Flocks of birds, lit from underneath by Bruce Springsteen’s lightshow, fly over the Met Life stadium. The light strips off their brown feathers and wraps them in a pure bright white. They look unearthly against the polluted murk of the New Jersey sky. Below them is a tangle of spotlights and flashes and monitors, threaded through with a lean howl of a voice. I am far away and in the back, tucked away into the darkness, level with the flying things. I feel just as fleeting.

Bruce pauses the music, stops the lights, and introduces to us Clarence Clemons’ nephew, Jake. Jake’s uncle played the saxophone for the E-Street Band for most of his life and as we realize who this young man is we also feel how right it his that Clarence’s blood remains. Bruce then tells us tonight is a séance, asks if we sense our own spirits among us. I am here with my mother, and I know we both are thinking of my grandmother, her mother, almost two years dead.

Three days later, I go into New York City to see Bon Iver perform as the sun leaves on the late train. My friends and I stand by the Dinky and gossip in a circle, wearing our sunglasses. The all-white apartment where we stay yellows a little, like paper left out in the sun, as we walk inside. We tip ourselves over the balcony, thirty floors up. We stride down 66th street four abreast, though my foot—which I will later find out is fractured, a small fissure snaking down it—is hard to walk on. I decide not to feel that particular pain; I have already marked this night as a memory.

My dress has an open back and the red velvet of Radio City’s seats pricks my shoulder blades, but I spend the concert sitting. We all do. Justin Vernon, bearded and lovely Bon Iver frontman, commands us to sing along, promises no one will laugh at us, and we do, quietly, but I’m not sure we mean it. Again, I am far away. But where at Bruce I felt a part of that distance, surrounded by the drunk and middle-aged, by the thick New Jersey voices of the men behind me, by being with my mother again, at Bon Iver I turn heavy. I love Justin Vernon’s songs, more than I’ve ever loved any Bruce Springsteen song, but it’s not music to fly with. It’s music that takes me back into myself.
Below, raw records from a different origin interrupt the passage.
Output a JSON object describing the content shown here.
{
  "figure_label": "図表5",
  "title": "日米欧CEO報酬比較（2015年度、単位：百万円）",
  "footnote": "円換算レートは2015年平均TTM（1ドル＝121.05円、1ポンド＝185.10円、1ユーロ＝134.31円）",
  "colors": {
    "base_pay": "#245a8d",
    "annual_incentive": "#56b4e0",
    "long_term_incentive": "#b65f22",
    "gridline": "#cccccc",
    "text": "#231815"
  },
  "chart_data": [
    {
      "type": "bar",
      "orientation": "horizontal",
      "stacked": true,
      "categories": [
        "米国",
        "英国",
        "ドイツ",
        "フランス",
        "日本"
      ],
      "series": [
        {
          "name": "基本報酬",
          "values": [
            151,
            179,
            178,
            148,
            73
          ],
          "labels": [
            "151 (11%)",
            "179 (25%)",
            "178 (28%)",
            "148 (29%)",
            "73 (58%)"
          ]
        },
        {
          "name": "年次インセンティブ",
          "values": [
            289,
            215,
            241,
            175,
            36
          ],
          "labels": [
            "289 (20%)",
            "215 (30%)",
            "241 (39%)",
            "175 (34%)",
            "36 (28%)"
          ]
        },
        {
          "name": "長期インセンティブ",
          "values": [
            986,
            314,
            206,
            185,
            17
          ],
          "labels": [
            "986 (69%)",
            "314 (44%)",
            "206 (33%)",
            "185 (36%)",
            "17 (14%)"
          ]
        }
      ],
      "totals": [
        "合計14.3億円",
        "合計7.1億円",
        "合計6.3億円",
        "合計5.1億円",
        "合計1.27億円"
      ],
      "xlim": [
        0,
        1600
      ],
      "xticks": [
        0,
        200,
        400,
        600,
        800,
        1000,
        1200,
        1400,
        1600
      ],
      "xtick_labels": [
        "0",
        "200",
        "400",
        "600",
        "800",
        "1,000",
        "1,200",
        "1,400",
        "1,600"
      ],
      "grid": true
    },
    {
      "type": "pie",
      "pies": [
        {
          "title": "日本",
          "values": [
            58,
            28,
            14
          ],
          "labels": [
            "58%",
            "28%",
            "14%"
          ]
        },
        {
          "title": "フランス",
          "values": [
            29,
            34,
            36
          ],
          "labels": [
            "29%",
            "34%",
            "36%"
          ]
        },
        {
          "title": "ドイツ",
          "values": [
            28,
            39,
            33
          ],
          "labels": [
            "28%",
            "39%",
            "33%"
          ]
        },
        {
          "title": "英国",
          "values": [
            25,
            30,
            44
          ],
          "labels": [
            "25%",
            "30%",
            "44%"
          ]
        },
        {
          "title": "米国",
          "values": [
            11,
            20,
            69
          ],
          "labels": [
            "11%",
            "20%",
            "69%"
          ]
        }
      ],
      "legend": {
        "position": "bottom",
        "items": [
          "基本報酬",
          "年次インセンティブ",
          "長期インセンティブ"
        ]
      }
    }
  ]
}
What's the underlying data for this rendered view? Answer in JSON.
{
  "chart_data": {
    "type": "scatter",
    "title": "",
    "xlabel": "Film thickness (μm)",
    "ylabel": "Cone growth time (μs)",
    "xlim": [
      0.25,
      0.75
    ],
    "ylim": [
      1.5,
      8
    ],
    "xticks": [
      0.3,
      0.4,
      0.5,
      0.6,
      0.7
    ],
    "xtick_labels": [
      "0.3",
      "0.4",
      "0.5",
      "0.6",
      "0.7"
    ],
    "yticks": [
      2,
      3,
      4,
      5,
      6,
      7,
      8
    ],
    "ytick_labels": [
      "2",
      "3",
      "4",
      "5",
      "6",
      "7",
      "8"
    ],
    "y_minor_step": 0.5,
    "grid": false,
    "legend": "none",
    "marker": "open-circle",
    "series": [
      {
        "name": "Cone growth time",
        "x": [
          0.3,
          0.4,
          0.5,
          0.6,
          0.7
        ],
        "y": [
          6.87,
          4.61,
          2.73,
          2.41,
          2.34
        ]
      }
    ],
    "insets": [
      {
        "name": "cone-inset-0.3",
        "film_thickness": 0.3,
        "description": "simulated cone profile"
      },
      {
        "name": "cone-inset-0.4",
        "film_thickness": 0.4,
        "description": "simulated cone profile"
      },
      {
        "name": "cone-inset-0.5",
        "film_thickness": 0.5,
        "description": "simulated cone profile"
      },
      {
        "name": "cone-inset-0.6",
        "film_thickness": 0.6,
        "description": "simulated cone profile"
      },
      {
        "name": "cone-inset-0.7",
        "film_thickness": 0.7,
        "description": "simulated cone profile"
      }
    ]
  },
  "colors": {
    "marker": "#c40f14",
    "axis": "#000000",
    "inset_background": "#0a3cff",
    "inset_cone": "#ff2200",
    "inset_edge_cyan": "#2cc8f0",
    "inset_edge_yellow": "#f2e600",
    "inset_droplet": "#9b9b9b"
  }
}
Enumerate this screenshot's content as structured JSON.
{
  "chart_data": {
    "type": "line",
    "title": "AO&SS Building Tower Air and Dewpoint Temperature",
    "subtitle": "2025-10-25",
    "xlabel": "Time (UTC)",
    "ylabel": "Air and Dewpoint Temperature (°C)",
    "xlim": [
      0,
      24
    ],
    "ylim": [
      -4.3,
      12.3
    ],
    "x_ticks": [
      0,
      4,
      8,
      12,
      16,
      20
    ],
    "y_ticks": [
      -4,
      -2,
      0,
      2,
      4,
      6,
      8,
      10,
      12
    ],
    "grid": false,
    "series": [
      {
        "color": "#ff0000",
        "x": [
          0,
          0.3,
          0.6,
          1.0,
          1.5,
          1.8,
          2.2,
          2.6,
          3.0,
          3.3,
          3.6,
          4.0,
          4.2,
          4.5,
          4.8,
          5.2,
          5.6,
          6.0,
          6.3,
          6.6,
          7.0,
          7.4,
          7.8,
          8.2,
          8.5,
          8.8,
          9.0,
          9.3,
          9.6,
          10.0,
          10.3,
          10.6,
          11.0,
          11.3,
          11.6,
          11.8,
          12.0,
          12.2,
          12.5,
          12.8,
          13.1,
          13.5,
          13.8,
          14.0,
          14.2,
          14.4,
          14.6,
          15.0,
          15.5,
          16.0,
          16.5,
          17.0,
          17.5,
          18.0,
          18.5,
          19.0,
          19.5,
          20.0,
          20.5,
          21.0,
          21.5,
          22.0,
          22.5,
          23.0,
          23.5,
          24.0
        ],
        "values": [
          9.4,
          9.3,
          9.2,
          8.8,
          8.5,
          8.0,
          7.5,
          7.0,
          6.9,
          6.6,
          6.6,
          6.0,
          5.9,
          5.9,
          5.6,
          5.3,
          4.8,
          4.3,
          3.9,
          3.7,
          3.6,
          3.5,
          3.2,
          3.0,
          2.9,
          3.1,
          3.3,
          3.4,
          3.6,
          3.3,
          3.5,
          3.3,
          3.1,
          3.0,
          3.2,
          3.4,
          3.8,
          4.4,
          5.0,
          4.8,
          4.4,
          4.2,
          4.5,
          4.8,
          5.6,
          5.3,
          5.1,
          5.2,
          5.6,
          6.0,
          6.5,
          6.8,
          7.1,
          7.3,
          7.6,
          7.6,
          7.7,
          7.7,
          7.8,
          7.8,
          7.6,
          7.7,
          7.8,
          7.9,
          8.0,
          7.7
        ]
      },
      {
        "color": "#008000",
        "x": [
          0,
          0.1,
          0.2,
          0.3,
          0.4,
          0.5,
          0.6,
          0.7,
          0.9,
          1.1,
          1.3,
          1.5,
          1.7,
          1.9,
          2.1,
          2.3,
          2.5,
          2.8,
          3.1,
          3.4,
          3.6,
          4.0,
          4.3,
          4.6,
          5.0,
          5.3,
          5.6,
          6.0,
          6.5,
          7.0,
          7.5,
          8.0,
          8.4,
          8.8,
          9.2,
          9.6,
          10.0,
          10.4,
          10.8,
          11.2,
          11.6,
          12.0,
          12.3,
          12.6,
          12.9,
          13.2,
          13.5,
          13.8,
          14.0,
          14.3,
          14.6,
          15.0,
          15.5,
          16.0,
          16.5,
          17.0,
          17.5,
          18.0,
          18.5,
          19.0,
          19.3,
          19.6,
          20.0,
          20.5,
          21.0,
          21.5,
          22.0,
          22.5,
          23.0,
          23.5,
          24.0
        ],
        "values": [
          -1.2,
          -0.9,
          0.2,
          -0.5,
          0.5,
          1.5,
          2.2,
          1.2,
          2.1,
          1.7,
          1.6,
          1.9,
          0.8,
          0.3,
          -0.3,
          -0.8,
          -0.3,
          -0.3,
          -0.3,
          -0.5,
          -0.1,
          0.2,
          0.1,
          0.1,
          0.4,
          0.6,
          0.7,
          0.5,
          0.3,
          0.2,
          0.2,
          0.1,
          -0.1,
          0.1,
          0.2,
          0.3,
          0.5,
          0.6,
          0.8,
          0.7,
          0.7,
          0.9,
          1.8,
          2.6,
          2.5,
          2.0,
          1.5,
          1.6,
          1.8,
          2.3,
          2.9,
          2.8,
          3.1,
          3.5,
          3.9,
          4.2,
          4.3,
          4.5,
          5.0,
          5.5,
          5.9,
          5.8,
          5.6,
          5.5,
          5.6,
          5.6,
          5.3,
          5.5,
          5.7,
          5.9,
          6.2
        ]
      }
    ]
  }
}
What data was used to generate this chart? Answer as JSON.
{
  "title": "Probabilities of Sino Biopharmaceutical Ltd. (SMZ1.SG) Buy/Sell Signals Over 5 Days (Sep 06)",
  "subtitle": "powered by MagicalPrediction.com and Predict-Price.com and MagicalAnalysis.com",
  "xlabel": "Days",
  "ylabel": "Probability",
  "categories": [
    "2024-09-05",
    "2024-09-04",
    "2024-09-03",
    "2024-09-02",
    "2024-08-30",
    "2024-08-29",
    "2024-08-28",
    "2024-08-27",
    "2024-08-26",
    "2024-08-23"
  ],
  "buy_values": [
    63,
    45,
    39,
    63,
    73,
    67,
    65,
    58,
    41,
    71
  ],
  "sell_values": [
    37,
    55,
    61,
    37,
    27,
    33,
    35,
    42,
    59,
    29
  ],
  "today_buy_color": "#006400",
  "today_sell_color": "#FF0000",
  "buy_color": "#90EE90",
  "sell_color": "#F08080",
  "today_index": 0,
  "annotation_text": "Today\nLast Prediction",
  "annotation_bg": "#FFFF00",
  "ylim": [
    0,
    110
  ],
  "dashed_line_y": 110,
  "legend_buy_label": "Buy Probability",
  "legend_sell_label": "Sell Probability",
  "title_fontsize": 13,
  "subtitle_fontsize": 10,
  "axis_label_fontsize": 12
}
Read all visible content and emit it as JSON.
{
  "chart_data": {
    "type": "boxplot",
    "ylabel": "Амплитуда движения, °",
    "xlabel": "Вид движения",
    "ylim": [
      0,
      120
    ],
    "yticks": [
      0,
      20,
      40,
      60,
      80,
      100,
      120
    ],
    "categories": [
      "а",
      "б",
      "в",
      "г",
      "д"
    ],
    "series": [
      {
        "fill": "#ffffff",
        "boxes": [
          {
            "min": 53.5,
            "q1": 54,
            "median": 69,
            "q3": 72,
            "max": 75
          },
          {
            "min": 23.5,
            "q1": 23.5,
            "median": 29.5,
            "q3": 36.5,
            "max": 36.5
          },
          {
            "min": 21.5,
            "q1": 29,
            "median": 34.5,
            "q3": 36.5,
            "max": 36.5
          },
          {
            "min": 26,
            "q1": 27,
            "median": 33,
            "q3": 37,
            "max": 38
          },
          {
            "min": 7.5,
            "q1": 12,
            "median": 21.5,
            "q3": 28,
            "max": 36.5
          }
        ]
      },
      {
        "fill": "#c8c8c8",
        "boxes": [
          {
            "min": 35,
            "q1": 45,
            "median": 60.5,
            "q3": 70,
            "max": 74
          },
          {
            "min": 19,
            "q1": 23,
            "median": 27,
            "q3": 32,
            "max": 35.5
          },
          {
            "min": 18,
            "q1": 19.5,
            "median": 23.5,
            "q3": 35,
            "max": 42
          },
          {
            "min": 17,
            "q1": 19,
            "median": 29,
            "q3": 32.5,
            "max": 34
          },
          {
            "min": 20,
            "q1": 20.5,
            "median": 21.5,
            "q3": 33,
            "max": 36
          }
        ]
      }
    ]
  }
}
My senior year in high school, my friend and I saw Sufjan Stevens in concert. We spent most of the night sitting, as far in the back as we could get, watching Sufjan—ironic, self-mocking—look as uncomfortable with his presence before us as we were with watching him. But then, for his last number, he began to dance and his back-up dancers danced, and we agreed, together, we would rise. And then like smoke, light, birds, we lifted from our own haunches and we shifted and shuffled and those around us danced too. We ran to the orchestra seats and hovered over Sufjan, staring down at him, not as a hunter poised, but as you’d look at a house a child made out of sticks, at a stranger’s initials encountered on your sunset beach walk.

* * *

My mom says it makes sense that I want to be a religion major, because I was raised simultaneously in two faiths and in none. Almost untrue: I was raised in a church of my mother’s music. Each night I had Peter Paul and Mary instead of a Lord’s Prayer and each Sunday began with my mother’s songs, our carpet soft in the sun, our steel-framed windows blurring the light a little, not staining it with color but tingeing it with dirt and soil and grime. I remember Joni Mitchell, Leonard Cohen, Pete Seeger, David Bowie, the Beatles and above all Bruce Springsteen. My sister and mother danced. I don’t remember that I ever did, because by the time I knew enough to have a memory I knew enough not to make such embarrassing ones.

I carry these songs with me as I move around this campus, which feels sometimes like a strange room, and I don’t know if I want to let them out of my head. I think I want them to stay mine and my mother’s and I’ll share them one by one with other people as I realize I love them. I want to keep them perfect and whole as Bruce was on those childhood Sundays, as Bon Iver was on adolescent afternoon car rides, which were also sunlit but a lot less easy. If I can hold them still, I can go back and live there when I no longer know where I am or love who I’m with or have any control over how fast it all goes.

It’s not that I didn’t know life was fleeting. I just never had to think about it. When my grandmother died it was sudden, but a full and strong life had come before. It wasn’t too hard to understand. But that same year a friend of mine died and I realized the number of people I know who’ve died can and will only get bigger. Then a classmate died, someone my roommate knew died, and I lost a little of the horror I used to feel when death was rare. I am used to the slow sick slide my heart takes when it hears the news, how I say the only thing I can: “how sad, how sad.”

As I watched both of these men illuminated by flashing lights and booming drums, I couldn’t help wonder what it would be like to be eternal, and whether either of them knew. It felt biblical: this kind of ardor makes gods. The spaces below me were filled with waving hands, open mouths, voices, the people like specks. At Bon Iver, there were no mothers, no dead, only my friends and I posturing brave and wobbling, afraid even to open our mouths, holding our voices secret and silent, sure they’d flap away. We didn’t have the joy of living in spite of being closer and closer to no longer being that made it so easy for those at Bruce to sing with their dead, the heaviness of carrying that with us that made my mother’s feet so light.